If your chimney is made of bricks, stone, or any kind of masonry, have it inspected. Earthquakes can damage the flue inside a chimney. Fires in the chimney can easily spread to the house. Similarly, earthquakes can damage the chimney, weakening it. If it does not fall in the initial earthquake, if damaged, it can fall in subsequent aftershocks. Falling masonry is dangerous! There are chimney specialists who can inspect your chimney and let you know if it is damage and how to address the damage.


These are the major things to look at in an existing house to address earthquake safety. If your home was built in the last 10 to 15 years, it probably already complies with the current building codes. If you house is older, it may have been upgraded following the 1989 Loma Prieta earthquake. But it may not have been. If you bought your older home after the 89 quake, check your original purchase building inspection report to see if the inspector noted that this work had or had not been done. If you can’t lay hands on that report, you may want to have an engineer do a visual inspection. Some contractors who specialize in this kind of work can also make the determination if the work was completed.

Making these kinds of “upgrades” to your house is money well spent, both for your piece of mind and for your family’s safety. Items 2, 3 and 4 will require a building permit. In general, these upgrades do not require an architect. Depending on the city where you live, you may need a structural engineer, or they may accept just the description of the work prepared by the contractor.  Bear in mind, however, that even buildings where this work has been done can suffer damage in a major earthquake depending on how close you are to the fault, the epicenter, and what kind of soil your house sits on.
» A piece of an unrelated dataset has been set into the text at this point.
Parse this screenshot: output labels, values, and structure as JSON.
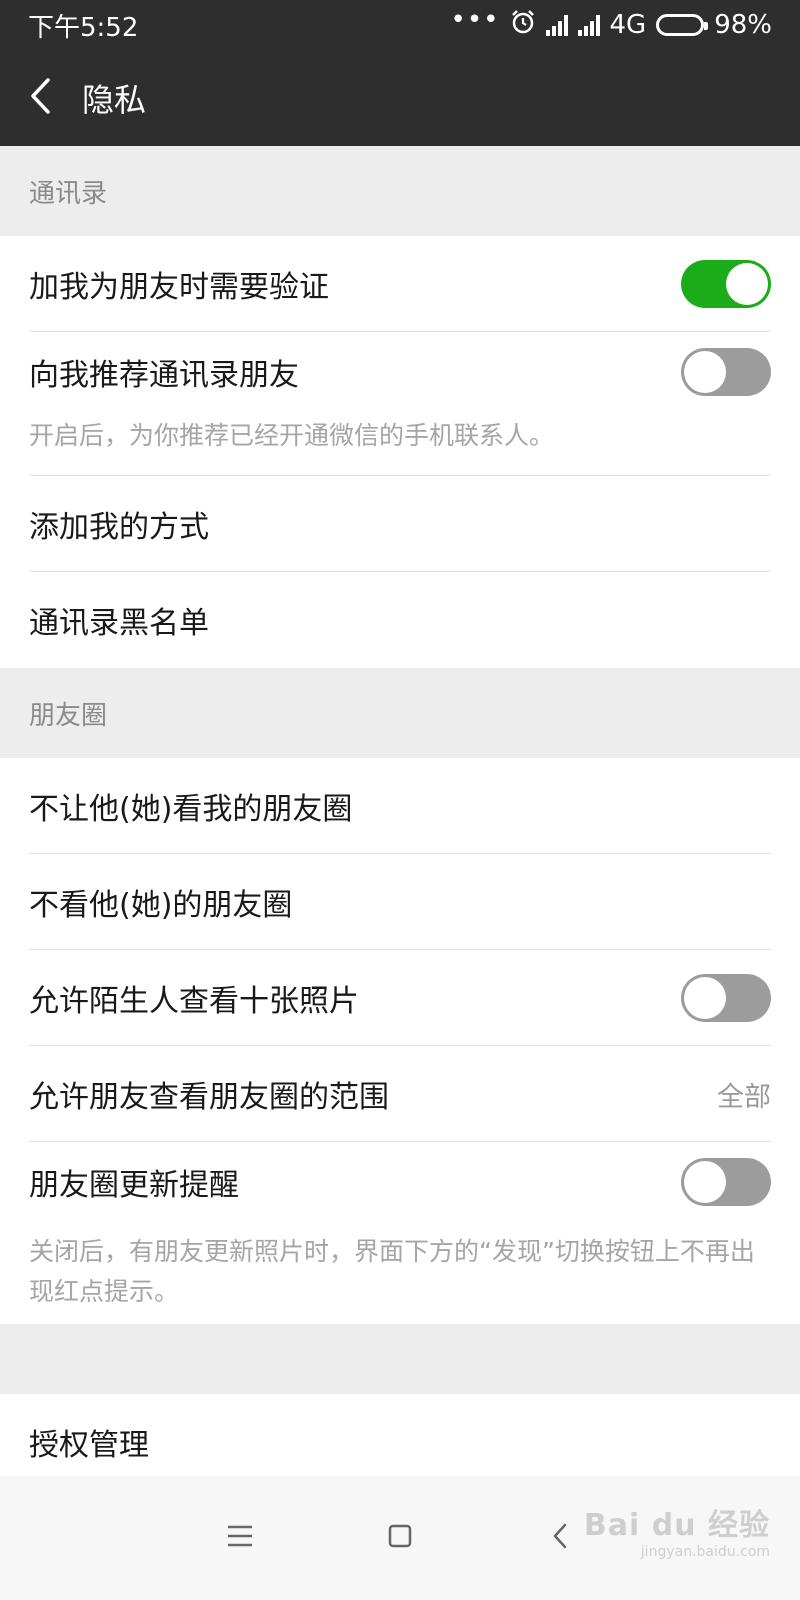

For more information about living in earthquake country, visit the USGS website, Putting Down Roots in Earthquake Country.

The photograph is of damage caused to a building in San Francisco during the 1989 Loma Prieta earthquake. The kind of damage illustrated is an example of a “soft story” condition. A “soft story” is, in essence, a full height “cripple wall”. A soft story is when the first floor of the building has insufficient seismic resistance.